Thursday, July 1, 2010

Good for You Granola

So in a fit of boredom yesterday, I finally drove to the local public library and started browsing through a few more cookbooks (hopefully they will yield the next few upcoming posts). As I started heading back to the entrance, my eyes caught sight of a list of books along a random shelf. Somehow, I had found my way through the diet section (eh, I'm not a believer of diet fads) and into...the nutritional department!

Now, you have to understand: I'm not exactly a normal person. At least not for my age. Nutrition is one excellent example of that. I'm obsessed with nutrition. I love learning about the health benefits of food, exercise, lifestyle, etc. In fact, of all the classes I've taken as an undergraduate, nutrition was by far the most interesting (as in leaning on the edge of my seat interesting). I'm also very averse to meat (I actually started off college as a vegetarian, but the limited options of the school cafeteria actually led to me being quite badly malnourished by Christmas break, so I had to stop), and I can literally eat 4-6 servings of fruits in a day (and that's not even counting the vegetables). Actually, though, I think most of it ties back to the fact that I run a lot. I guess when you engage in a sport that's as taxing as running, every little boost in health makes a difference.

Anyway, so I started skimming through the shelves, and one book in particular caught my eye. It's called Food Matters by Mark Bittman (refer to the ad on the left), and it's amazing. It shows us all how horribly twisted our diet has become, and the surplus of livestock and monocultured mega-grains (corn and soy) we have come to depend on is slowly killing our bodies as well as our environment (greenhouse gases like carbon dioxide and methane).
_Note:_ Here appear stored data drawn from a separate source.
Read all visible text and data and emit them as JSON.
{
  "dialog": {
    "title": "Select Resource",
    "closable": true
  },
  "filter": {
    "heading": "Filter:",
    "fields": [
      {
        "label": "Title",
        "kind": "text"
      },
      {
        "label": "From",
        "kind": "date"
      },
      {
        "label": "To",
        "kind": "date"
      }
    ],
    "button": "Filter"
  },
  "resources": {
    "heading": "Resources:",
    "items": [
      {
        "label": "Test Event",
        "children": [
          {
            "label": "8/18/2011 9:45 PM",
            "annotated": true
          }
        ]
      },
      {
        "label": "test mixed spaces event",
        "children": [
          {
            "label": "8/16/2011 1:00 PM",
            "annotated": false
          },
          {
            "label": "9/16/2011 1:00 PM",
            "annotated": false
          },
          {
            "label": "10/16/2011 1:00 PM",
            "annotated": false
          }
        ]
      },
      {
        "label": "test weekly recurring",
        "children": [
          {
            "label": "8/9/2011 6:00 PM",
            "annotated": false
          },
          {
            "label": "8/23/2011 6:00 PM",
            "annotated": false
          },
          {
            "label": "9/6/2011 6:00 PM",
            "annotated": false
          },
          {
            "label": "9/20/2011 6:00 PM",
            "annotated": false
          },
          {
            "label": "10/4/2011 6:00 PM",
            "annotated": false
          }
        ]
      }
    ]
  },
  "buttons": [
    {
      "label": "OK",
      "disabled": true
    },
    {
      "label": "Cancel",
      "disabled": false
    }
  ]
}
We currently have about 10 livestock to every 1 human on Earth, and our animals consumes 660 billion ears of corn per year - enough to sustain 100 million humans. So think about how much corn (which is NOT the healthiest food for a cow to begin with; they evolved to eat grass!) is needed to sustain a cow for a lifetime, and then think of how few dinners that one cow can provide for (not to mention the bones and gunk we DON'T eat). Meat is just so much more expensive to raise in terms of natural resources than vegetables and grains themselves. So why is the local McDonald's burger so cheap? It's because it's not 100% good quality beef. There's actually a lot of preservatives and chemicals processed by (once again) corn and soy that ends up filling us up without giving us the nutrition we need.

Makes me want to be vegetarian again. Or at least pescetarian. And think guiltily about all the past buffets I've eaten.

Anyway, he left a bunch of simple, healthy (and in the long run Earth-friendly) recipes in the back that I've taken quite a liking for. One of them is a really easy take on homemade granola that actually tastes pretty good.

Good for You Granola


-2.5 cups oats (not instant!)
-1.5 cups assorted nuts and seeds (pecans, walnuts, sesame, pumpkin, cashews)
-1/2 cup dried coconut flakes
-1/2 tsp cinnamon
-1/4 to 1/2 cup honey
-1/2 tsp vanilla extract
-Salt to taste
-1/2 to 3/4 cup raisins or other dried fruits

1. Mix everything together, then spread in a thin, even layer over a shallow baking pan.
2. Bake at 350F for about 30-40 minutes until golden brown, stirring every 10 minutes or so.Try to get an even browning all over, and make sure it doesn't burn!
3. Remove from oven and let cool near a breeze (I used the kitchen counter right beneath a window), stirring occasionally.
4. Allow to cool to room temperature, then store in an airtight container.
5. Serve with milk, fruit, and/or yogurt. Or alone, as I prefer.

1 comment:

  1. I love granola!! It tastes so good!! I like the crunchy oats in it compared to mushy oats in oatmeal. haha.